Writing a Research Paper
The research paper
Many authors have described the research paper, but perhaps the most succint definition appears in Basic College Research written by P. Berge and C. Saffioti.
"A research paper is exactly that: a paper written to reflect a search that will present information to support a point of view on a particular topic."
What makes a paper a good research paper?
According to Berge and Saffioti, a good research paper has all the elements described in the following checklist:
- topic can be supported by research found in appropriate sources.
- topic has the potential to be focussed into a statement with a point of view, it is neither too broadly nor too narrowly defined
- Research strategy
- appropriate sources have been consulted
- within boundaries set by the topic, there is evidence of adequate coverage
- the paper reflects a systematic search of the literature of the field
- main idea or point of view about the topic is clearly expressed
- Evaluation of sources
- when determining which sources to consult keep in mind:
- scope or content (comprehensive and objective rather than superficial and/or biased)
- intended audience (written for an informed audience rather than for the general public)
- authority (written by someone with expertise and presented objectively)
- timeliness (historical perspective will require different material than will recent theories)
- Point of view
- evaluation and analysis of information is balanced, accurate and fair
- writer's point of view is clear and objective
- differing points of view are acknowledged
- material taken from others is acknowledged, credit is given for both direct and indirect quotations
- quotations are accurate, they are neither taken out of context nor distorted
- citations are consistent with format chosen
- Writing skills
- general organization of the paper is clear
- paragraphs follow each other, within each paragraph sentences follow each other
- sentences are checked for usage, punctuation and style
To find books on how to write research papers, look up any of the following terms in the subjects file of the NEOS Libraries' Catalogue:
English language - rhetoric
Useful guides include:
- Basic college research. P. Berge and C. Saffioti
LB 2369 B495 1987 HSS
- Canadian Oxford guide to writing. T.S. Kane
PE 1408 K159 1993 HSS
- Canadian writer's handbook. 2nd ed, W.E. Messenger
PE 1413 M58 1986 CURR / EDUC RF / HSS / HSS RF
- The Communications handbook. P.S. Goepfert
PE 1429 C73 1982 CURR / HSS
- Elements of writing. W.E. Messenger
LB 2369 M58 1984 EDUC / HSS RF
- Essay writing for Canadian students. 2nd ed, K.L. Stewart
LB 2369 S84 1985 EDUC / HSS / HSS RF
- Form and style: research papers, reports, theses. 9th ed, C. Slade, W. Campbell and
LB 2369 C19 1994 HSS RF
- The new Oxford guide to writing. T.S. Kane
PE 1408 K162 1988 HSS RF
- Practical stylist. 2nd Canadian ed, S.W. Baker
PE 1408 B168 1986 HSS / HSS RF
- Writing with a purpose. 9th ed, J.M. McCrimmon
PE 1408 M13 1988 HSS
The final copy
Preparing the final text:
"Good writing takes time, and requires composition and editing." (Berge, 126)
Reading and revising:
Look at the three major parts of your paper:
- do you have a solid introduction?
- are you clearly stating the thesis of your presentation?

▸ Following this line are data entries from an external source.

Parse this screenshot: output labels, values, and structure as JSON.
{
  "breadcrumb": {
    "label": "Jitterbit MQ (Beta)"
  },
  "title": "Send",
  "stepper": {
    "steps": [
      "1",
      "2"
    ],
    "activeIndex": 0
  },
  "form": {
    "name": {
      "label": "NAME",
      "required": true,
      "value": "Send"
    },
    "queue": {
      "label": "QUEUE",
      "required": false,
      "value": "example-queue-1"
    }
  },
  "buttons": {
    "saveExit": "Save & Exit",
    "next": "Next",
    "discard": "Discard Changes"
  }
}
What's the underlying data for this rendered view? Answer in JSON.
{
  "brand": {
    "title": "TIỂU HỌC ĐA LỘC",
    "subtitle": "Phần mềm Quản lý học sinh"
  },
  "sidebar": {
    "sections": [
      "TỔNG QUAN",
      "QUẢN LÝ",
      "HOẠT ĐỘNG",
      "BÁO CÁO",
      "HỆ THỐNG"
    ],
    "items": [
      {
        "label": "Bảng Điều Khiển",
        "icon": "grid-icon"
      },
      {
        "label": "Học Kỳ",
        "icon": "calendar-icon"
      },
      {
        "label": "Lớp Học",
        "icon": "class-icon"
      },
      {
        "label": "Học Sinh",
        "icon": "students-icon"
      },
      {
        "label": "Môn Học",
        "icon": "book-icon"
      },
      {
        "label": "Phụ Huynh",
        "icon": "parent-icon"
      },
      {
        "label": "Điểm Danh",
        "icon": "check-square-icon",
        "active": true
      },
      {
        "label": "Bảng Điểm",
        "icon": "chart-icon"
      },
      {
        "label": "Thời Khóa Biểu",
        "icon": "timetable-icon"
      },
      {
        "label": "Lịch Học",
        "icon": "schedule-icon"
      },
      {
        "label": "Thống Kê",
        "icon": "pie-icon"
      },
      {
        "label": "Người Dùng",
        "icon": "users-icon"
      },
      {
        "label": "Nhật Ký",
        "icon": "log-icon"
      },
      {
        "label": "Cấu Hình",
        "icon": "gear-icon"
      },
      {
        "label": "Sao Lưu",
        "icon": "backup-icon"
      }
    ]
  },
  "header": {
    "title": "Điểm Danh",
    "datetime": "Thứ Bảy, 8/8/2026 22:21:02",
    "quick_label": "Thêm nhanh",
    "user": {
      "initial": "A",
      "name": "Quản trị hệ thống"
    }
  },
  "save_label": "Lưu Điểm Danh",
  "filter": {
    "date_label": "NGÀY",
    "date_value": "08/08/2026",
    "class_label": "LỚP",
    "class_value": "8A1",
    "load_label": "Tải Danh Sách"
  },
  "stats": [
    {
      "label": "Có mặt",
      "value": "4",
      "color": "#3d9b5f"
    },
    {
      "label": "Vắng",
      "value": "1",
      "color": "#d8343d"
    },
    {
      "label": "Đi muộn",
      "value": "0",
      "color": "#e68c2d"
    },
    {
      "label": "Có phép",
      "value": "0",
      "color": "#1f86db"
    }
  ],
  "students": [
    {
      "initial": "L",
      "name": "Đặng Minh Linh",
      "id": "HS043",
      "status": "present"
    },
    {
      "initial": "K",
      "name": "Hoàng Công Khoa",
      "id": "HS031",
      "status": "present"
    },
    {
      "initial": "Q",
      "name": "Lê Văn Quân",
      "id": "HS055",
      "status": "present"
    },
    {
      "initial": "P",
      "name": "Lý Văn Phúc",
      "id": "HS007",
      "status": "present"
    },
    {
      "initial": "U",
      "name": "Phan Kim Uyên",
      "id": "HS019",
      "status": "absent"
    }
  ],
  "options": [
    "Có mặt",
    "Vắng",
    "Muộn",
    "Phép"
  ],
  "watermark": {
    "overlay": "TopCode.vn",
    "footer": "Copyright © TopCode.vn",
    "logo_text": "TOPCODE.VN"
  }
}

- does the body of the paper offer convincing support of the thesis?
- based on the research presented, is your conclusion logical?
Next look closely at the style of your writing:
- do your paragraphs work together?
- are the transitions between them clear?
- are your sentences well constructed?
- does the paper contain sentences which vary in length and style so as to maintain the reader's interest?
- have you used words as effectively as possible? Is your language specific and vivid?
- proofread for spelling mistakes and typos.
Preparing the bibliography
Keep in mind that the purpose of a bibliography is to provide the reader with the exact location of all facts, ideas and quotations that are not your own.
Help for preparing bibliographies and footnotes can be found in:
- Chicago manual of style.
Z 253 M26 2003 EDUC RF / HSS / HSS RF / SCI RF
- Manual for writers of term papers, theses and dissertations. 6th ed, K.L. Turabian
LB 2369 T92 1996 BUS RF / EDUC RF / FSJ RES / HLTHSC RF / HSS / HSS RF / LAW RF / MUSIC RF / SCI RF
- MLA handbook for writer of research papers. 3rd ed
PN 146 M68 1988 EDUC RF / HSS RF / HSS
- The MLA style manual.
PN 147 A179 1999 BUS RF / HSS / HSS RF / SCI RF
- Publication manual of the American Psychological Association. 5th ed.
PE 1475 A52 2001 BUS RF / EDUC / EDUC RF / HLTHSC / HLTHSC RF / HSS / HSS RF
- Ask your professor which bibliographic style is preferable (i.e., Psychology students may be required to use the APA manual listed above).
- When gathering research, keep accurate notes of the sources you consult. Keep track of the author's or editor's name, title of the book or article (and journal) as well as dates and pages. It will save you time..... you won't have to backtrack or retrace your steps.